Valley 98.9
Rob Landry
011010001@interpring.com
Tue Apr 11 13:50:26 EDT 2017
On Mon, 10 Apr 2017, Scott Fybush wrote:
> It's not 1975 or even 1995 anymore. There are so many more entities
> competing for the attention of potential listeners, and radio is just
> one piece of that puzzle. Local ad dollars didn't go to any sort of
> digital media back then, or even very much to cable ad insertion.
They mostly went to newspapers.
My gut feeling is that the advertising pie is quite a bit bigger than it
used to be. Radio's share was never particularly large -- at least, not in
my lifetime -- but radio has held its own against the new competition
better than newspaper, magazines, or TV has.
> And how many of the local advertisers we had on WCAP or WLLH or WCCM or
> WHAV are still around now to spend dollars on local radio?
We have an advertiser on one of our Vermont stations who's been
advertising since 1968.
My old college station -- one of the relative handful that holds a
commercial license -- has an advertiser that's probably been with them
since they first went on as a carrier-current operation in 1940.

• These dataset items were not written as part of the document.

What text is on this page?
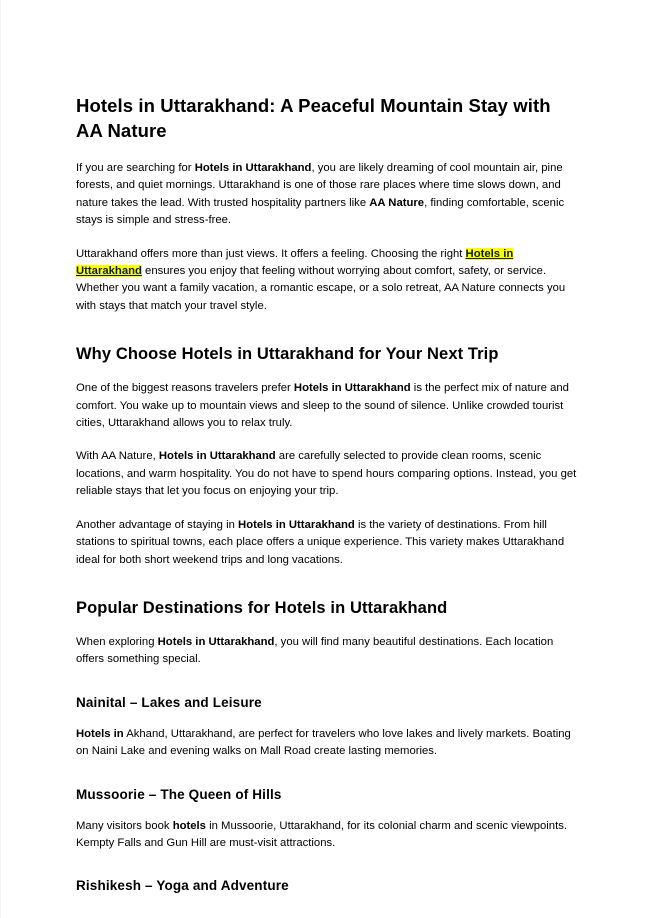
Hotels in Uttarakhand: A Peaceful Mountain Stay with AA Nature

If you are searching for Hotels in Uttarakhand, you are likely dreaming of cool mountain air, pine forests, and quiet mornings. Uttarakhand is one of those rare places where time slows down, and nature takes the lead. With trusted hospitality partners like AA Nature, finding comfortable, scenic stays is simple and stress-free.

Uttarakhand offers more than just views. It offers a feeling. Choosing the right Hotels in Uttarakhand ensures you enjoy that feeling without worrying about comfort, safety, or service. Whether you want a family vacation, a romantic escape, or a solo retreat, AA Nature connects you with stays that match your travel style.

Why Choose Hotels in Uttarakhand for Your Next Trip

One of the biggest reasons travelers prefer Hotels in Uttarakhand is the perfect mix of nature and comfort. You wake up to mountain views and sleep to the sound of silence. Unlike crowded tourist cities, Uttarakhand allows you to relax truly.

With AA Nature, Hotels in Uttarakhand are carefully selected to provide clean rooms, scenic locations, and warm hospitality. You do not have to spend hours comparing options. Instead, you get reliable stays that let you focus on enjoying your trip.

Another advantage of staying in Hotels in Uttarakhand is the variety of destinations. From hill stations to spiritual towns, each place offers a unique experience. This variety makes Uttarakhand ideal for both short weekend trips and long vacations.

Popular Destinations for Hotels in Uttarakhand

When exploring Hotels in Uttarakhand, you will find many beautiful destinations. Each location offers something special.

Nainital – Lakes and Leisure

Hotels in Akhand, Uttarakhand, are perfect for travelers who love lakes and lively markets. Boating on Naini Lake and evening walks on Mall Road create lasting memories.

Mussoorie – The Queen of Hills

Many visitors book hotels in Mussoorie, Uttarakhand, for its colonial charm and scenic viewpoints. Kempty Falls and Gun Hill are must-visit attractions.

Rishikesh – Yoga and Adventure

> Yes, I'd love to go back to the days (was it really only 1992?) when I was
> one of *two* local newsrooms serving Lowell on a Saturday morning, competing
> like crazy to get a scoop over WLLH (and if we could both beat WCCM, so much
> the better), but I don't think those days are coming back.
Journalism is a dying profession. No one wants to pay for news any more.